Thousands upon thousands of genetic variants are now associated with every disease and trait you can possibly think of. Such traits range from cancers to blood pressure, intelligence, height, weight… and many more! This is largely because of the advent of genome-wide association studies (GWAS). However, the vast majority of genetic loci associated with these traits are in non-coding regions so they do not affect protein structure or function. These variants exert their influence by modulating gene expression.
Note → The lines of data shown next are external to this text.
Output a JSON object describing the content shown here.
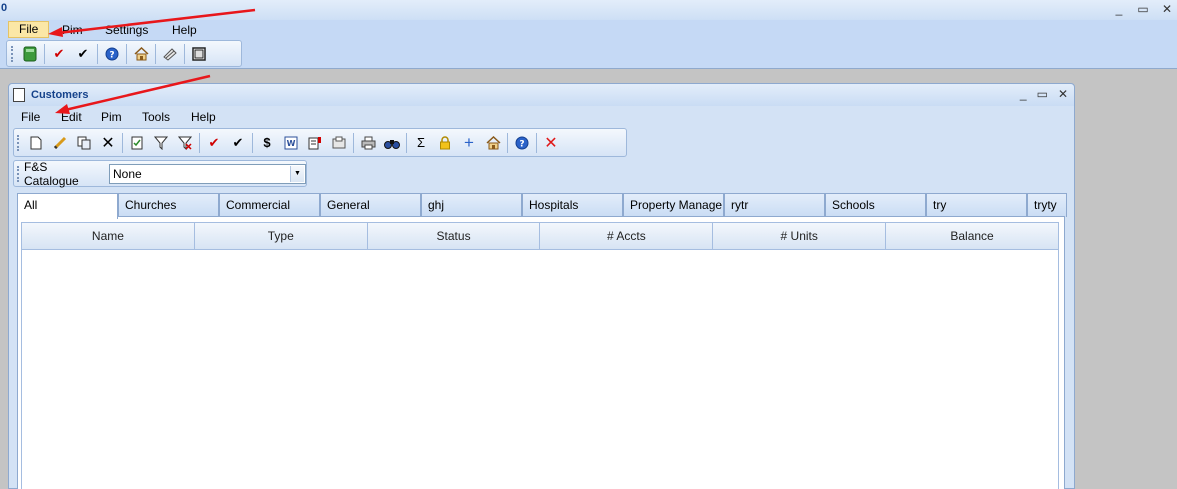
{
  "app": {
    "title": "0",
    "menu": {
      "file": "File",
      "pim": "Pim",
      "settings": "Settings",
      "help": "Help"
    }
  },
  "child": {
    "title": "Customers",
    "menu": {
      "file": "File",
      "edit": "Edit",
      "pim": "Pim",
      "tools": "Tools",
      "help": "Help"
    },
    "catalogue": {
      "label": "F&S Catalogue",
      "value": "None"
    },
    "tabs": [
      "All",
      "Churches",
      "Commercial",
      "General",
      "ghj",
      "Hospitals",
      "Property Manage",
      "rytr",
      "Schools",
      "try",
      "tryty"
    ],
    "active_tab": "All",
    "columns": [
      "Name",
      "Type",
      "Status",
      "# Accts",
      "# Units",
      "Balance"
    ]
  },
  "colors": {
    "annotation_arrow": "#e8171b",
    "accent": "#15428b",
    "check_red": "#d00000"
  },
  "icons": {
    "app_toolbar": [
      "database-icon",
      "check-red-icon",
      "check-black-icon",
      "help-icon",
      "home-icon",
      "book-icon",
      "frame-icon"
    ],
    "child_toolbar": [
      "new-icon",
      "edit-pencil-icon",
      "copy-icon",
      "delete-icon",
      "report-icon",
      "filter-icon",
      "clear-filter-icon",
      "check-red-icon",
      "check-black-icon",
      "dollar-icon",
      "word-icon",
      "note-icon",
      "attach-icon",
      "print-icon",
      "find-icon",
      "sigma-icon",
      "lock-icon",
      "plus-icon",
      "home-icon",
      "help-icon",
      "close-red-icon"
    ]
  }
}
Thus, they are known as expression quantitative trait loci (eQTLs). Here are five ways in which you can investigate whether or not your genetic region acts as an eQTL:
Check GTEx Portal
The Gene and Tissue Expression (GTEx) database contains eQTL data from over 70 different human tissues comprised from over 7,000 samples to date. It gives you an idea of what genes are expressed in your tissue of interest and whether there are eQTLs operating on your gene. This isn’t an exhaustive list, so don’t be disheartened if your search draws a blank. Your eQTL might be found only in a particular cell type or disease state. If your search is fruitful and you do come across a hit, the website gives you a box plot of the data which you can incorporate into your presentation or manuscript. Voila!
This database is useful over and above GTEx and predicts the functional activity of your selected SNPs and their surrounding region. So whether or not your eQTL search on GTEx is successful, it’s wise to further investigate the region with Haploreg. This will give you a better idea of how likely the SNPs are to modulate gene expression via altering transcription factor binding. It also gives you a better handle on the nature of the surrounding chromatin such as its accessibility and openness and the genetic or epigenetic landscape. Crucially, this website presents all of the SNPs that are in linkage disequilibrium with your trait-associated SNP. Anyone of these linked SNPs could be functional!
RegulomeDB provides information on transcriptional regulatory activity associated with specific SNPs in a range of different cell lines and cell types. Search here using all of the SNPs within your linkage disequilibrium block to further investigate their functionality. After searching, your SNPs are allocated a RegulomeDB Score which can range from 1 to 6 (or No Data). A score of 1 is most likely and 6 is least likely to affect transcription factor binding. Following the scores, look to see if there is predicted transcription factor binding to the region in relevant cell types. You should also consider applicable chromatin structure and histone modifications. This is very useful for building up a body of evidence.
For information on microRNA binding sites, visit the MicroRNA Target Prediction and Functional Study Database. Search this database for your gene of interest and you will get a list of all the miRNAs predicted to bind somewhere within the 3’ UTR of the mRNA. miRNAs are ranked by a target score from 0 to 100, where 100 is most likely to bind. Follow the links to find the predicted binding sites within the sequence and then you can follow them up experimentally.
Trawl the Literature
Every trait or disease is different and affects its own set or subset of cells or tissues. To determine whether an eQTL operates at your locus and in your cell or tissue type, search Pubmed for published papers. Or use the Expression Atlas at the European Bioinformatics Institute for datasets where groups have carried out large scale genotyping and RNA-sequencing studies. As a condition of publishing in the big journals, these large datasets must be made publically available. Great news if you can find a relevant one!
Measure Your eQTL Yourself!
Of course it is lovely when you find data elsewhere that proves your hypothesis or characterizes your eQTL. This is good in the sense that you have ready-made evidence in the bag, but a scientist should always endeavour to replicate findings themselves. This holds more weight when it comes to sharing your data at conferences or in papers. It also ensures that previous findings are not artefactual. DIY eQTL analysis is done relatively easily by genotyping, qPCR, or by pyrosequencing. Remember, the underlying mechanism could be pre- or post-transcriptional, so make sure you consider this as well.
Measurement of eQTLs and identification of functional SNPs are currently a bottleneck in the genetics field. As such GWAS has not yet reached its full translational potential. These genetic effects are highly tissue, cell type, and disease specific so it is imperative that they are assessed in a relevant model. Of course, identifying eQTLs and the mechanisms controlling them can be of huge benefit to drug target experts, so this is a very worthwhile pursuit. Happy eQTL characterizing!